GMP stands for Good Manufacturing Practices, which is a system used in the pharmaceutical industry to make sure that goods are regularly produced and monitored in accordance with quality standards. The FDA’s current Good Manufacturing Practices requirements are referred to as cGMP or current GMP which indicates that the company follows the most recent GMP specifications. The World Health Organization (WHO) has its own set of GMP guidelines, called the WHO GMP. Different countries can also set their own guidelines for GMP like China (Chinese GMP) or the EU (EU GMP).
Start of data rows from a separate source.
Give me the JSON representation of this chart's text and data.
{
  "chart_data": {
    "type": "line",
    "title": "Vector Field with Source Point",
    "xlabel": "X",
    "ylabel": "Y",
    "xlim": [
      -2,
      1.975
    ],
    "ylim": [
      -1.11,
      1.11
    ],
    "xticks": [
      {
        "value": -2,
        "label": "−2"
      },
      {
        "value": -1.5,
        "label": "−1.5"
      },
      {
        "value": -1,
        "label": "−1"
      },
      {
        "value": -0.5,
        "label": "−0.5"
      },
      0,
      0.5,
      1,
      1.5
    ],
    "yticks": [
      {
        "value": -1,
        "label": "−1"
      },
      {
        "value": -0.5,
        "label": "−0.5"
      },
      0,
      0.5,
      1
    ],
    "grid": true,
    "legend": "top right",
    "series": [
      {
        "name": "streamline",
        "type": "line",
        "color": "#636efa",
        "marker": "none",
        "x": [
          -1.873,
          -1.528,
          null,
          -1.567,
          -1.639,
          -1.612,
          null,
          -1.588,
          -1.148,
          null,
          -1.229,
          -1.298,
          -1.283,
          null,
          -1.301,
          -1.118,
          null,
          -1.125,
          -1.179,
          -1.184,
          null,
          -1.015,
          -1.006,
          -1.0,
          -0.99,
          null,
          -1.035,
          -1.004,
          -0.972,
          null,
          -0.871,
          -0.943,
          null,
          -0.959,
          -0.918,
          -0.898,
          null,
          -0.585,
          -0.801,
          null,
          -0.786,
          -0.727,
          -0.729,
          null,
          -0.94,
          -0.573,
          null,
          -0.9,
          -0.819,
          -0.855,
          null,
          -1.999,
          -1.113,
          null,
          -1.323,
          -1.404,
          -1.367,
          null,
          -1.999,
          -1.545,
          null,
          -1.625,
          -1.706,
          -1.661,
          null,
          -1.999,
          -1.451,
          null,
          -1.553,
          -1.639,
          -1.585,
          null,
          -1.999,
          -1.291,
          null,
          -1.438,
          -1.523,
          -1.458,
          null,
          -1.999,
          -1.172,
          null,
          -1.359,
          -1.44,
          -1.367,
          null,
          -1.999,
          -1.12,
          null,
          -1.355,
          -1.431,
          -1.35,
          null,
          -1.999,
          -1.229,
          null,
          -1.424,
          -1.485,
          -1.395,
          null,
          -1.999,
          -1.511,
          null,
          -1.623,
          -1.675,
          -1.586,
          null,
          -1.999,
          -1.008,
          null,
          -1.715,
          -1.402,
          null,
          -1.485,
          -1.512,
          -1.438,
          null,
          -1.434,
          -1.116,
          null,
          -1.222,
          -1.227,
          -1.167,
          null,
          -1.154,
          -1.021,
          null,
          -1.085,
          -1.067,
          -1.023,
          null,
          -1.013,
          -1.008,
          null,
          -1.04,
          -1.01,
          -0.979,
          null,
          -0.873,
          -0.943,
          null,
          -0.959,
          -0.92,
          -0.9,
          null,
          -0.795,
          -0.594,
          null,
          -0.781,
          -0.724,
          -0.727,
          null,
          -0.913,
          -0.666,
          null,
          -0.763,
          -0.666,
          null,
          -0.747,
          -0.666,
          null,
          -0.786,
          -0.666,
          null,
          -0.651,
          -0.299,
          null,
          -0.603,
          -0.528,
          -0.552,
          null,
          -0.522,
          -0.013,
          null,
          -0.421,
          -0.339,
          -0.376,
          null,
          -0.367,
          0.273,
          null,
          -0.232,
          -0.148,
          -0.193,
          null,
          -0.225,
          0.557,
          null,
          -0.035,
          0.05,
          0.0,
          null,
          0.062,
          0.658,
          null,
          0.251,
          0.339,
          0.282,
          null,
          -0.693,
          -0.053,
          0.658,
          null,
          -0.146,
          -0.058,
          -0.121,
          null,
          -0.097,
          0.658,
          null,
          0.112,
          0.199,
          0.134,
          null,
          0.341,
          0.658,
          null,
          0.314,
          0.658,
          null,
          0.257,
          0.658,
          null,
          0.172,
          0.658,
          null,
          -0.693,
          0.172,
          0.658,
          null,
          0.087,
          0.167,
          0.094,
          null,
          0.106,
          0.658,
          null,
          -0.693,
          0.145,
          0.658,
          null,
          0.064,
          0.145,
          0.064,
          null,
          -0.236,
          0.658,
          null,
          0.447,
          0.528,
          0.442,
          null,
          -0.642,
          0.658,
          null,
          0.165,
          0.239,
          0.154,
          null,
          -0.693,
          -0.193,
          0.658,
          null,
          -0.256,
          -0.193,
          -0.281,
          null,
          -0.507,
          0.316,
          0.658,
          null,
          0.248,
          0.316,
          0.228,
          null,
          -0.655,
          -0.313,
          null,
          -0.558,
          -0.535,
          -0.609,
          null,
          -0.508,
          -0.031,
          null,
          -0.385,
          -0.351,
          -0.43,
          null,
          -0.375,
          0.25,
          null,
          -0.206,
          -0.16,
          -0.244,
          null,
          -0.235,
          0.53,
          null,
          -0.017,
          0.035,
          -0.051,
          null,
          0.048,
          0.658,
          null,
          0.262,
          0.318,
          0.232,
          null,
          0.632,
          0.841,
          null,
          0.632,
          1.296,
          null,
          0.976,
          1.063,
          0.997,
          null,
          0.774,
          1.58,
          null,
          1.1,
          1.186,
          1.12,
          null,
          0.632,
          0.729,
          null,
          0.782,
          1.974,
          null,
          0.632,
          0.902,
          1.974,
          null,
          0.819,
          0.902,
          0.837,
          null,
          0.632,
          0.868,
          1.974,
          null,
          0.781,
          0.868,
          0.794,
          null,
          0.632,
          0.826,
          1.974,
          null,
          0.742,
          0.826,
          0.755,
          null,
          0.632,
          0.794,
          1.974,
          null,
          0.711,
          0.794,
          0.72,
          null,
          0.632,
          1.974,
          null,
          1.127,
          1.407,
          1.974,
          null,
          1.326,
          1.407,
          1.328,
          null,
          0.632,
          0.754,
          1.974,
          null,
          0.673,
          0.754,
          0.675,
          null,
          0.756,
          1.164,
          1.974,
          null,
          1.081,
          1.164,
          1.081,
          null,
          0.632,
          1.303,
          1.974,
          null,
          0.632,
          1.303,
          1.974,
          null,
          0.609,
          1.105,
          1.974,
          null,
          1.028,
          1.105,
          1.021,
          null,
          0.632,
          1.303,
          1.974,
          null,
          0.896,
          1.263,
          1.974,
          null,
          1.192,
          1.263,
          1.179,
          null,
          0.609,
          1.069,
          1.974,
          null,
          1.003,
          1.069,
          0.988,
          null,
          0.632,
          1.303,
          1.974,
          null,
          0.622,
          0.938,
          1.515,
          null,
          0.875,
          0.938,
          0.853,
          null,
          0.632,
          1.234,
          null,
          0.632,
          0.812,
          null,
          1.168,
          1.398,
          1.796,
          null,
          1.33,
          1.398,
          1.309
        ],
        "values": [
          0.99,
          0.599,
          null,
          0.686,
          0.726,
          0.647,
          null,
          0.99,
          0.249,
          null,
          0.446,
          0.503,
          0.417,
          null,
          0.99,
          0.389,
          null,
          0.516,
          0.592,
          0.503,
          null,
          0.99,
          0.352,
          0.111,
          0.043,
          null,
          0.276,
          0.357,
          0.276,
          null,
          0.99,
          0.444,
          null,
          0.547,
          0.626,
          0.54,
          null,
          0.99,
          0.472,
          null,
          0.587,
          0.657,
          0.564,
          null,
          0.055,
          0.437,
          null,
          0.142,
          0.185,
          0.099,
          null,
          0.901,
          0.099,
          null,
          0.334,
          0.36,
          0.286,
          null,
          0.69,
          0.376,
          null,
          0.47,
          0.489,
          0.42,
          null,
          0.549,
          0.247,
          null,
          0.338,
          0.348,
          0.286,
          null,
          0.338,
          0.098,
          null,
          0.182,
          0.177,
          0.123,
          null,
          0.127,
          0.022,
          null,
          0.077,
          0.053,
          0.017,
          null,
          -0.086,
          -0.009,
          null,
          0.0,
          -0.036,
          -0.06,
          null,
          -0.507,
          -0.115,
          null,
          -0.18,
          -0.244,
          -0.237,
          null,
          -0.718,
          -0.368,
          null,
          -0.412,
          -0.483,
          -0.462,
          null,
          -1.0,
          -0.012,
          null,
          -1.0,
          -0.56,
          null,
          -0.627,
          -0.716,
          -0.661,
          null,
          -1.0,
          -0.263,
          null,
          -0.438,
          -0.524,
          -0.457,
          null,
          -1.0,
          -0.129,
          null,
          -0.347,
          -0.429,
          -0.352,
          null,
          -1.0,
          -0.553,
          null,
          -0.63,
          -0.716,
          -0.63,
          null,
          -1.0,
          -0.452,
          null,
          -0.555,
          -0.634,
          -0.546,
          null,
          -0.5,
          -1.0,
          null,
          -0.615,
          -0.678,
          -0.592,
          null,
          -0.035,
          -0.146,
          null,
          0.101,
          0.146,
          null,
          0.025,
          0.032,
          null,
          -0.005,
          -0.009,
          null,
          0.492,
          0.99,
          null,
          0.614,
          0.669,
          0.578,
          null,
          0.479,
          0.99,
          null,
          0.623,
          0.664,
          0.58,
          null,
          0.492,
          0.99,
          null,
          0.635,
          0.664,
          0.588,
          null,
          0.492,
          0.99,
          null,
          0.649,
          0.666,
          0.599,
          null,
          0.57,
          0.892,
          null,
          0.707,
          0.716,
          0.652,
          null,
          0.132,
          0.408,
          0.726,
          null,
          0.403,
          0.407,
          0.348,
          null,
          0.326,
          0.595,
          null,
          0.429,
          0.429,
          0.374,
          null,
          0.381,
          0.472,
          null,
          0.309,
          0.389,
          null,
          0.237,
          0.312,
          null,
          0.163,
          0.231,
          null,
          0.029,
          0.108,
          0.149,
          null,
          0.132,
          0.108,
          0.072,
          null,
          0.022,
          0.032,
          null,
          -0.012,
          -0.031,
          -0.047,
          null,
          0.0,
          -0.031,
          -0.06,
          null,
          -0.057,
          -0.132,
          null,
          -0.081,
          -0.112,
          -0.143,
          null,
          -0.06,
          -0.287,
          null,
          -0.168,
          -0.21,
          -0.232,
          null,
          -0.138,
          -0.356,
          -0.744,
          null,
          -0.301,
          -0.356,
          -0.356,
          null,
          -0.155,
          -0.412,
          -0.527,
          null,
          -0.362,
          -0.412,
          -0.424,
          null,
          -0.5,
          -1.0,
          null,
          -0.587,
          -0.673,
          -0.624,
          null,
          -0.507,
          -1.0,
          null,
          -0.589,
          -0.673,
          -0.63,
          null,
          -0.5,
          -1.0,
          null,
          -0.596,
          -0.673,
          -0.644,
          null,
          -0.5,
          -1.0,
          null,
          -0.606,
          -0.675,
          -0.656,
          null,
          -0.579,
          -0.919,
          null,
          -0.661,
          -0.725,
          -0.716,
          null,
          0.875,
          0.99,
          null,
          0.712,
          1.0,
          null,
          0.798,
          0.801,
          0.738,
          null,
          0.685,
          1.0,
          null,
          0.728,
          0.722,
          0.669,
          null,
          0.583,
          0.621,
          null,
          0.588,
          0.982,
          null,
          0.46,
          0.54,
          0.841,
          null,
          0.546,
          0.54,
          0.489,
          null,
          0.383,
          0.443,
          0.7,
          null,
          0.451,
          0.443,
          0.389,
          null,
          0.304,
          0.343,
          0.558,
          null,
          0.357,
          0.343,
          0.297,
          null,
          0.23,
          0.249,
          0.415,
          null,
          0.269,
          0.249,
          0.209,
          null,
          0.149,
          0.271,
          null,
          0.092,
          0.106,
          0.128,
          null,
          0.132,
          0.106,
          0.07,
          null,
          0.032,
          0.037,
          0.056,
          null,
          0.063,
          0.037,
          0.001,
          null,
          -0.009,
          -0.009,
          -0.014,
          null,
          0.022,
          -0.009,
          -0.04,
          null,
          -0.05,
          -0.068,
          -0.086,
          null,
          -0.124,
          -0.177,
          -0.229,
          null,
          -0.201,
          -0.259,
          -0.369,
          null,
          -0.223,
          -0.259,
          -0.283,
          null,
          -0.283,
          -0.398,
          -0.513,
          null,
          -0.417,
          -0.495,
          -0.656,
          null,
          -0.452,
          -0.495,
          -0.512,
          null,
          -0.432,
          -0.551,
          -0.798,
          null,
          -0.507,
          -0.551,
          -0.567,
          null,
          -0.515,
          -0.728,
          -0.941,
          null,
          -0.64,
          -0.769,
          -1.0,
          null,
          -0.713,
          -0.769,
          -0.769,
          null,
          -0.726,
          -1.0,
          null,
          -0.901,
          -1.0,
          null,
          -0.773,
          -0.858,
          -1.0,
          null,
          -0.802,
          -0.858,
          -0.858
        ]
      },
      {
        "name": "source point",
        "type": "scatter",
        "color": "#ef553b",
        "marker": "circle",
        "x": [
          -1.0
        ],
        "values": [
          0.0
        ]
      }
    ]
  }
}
PharmaCompass offers a list of Ethylene Dichloride GMP manufacturers, exporters & distributors, which can be sorted by USDMF, JDMF, KDMF, CEP (COS), WC, API price, and more, enabling you to easily find the right Ethylene Dichloride GMP manufacturer or Ethylene Dichloride GMP API supplier for your needs.
A Ethylene Dichloride CoA (Certificate of Analysis) is a formal document that attests to Ethylene Dichloride's compliance with Ethylene Dichloride specifications and serves as a tool for batch-level quality control.
Ethylene Dichloride CoA mostly includes findings from lab analyses of a specific batch. For each Ethylene Dichloride CoA document that a company creates, the USFDA specifies specific requirements, such as supplier information, material identification, transportation data, evidence of conformity and signature data.
Ethylene Dichloride may be tested according to a variety of international standards, such as European Pharmacopoeia (Ethylene Dichloride EP), Ethylene Dichloride JP (Japanese Pharmacopeia) and the US Pharmacopoeia (Ethylene Dichloride USP).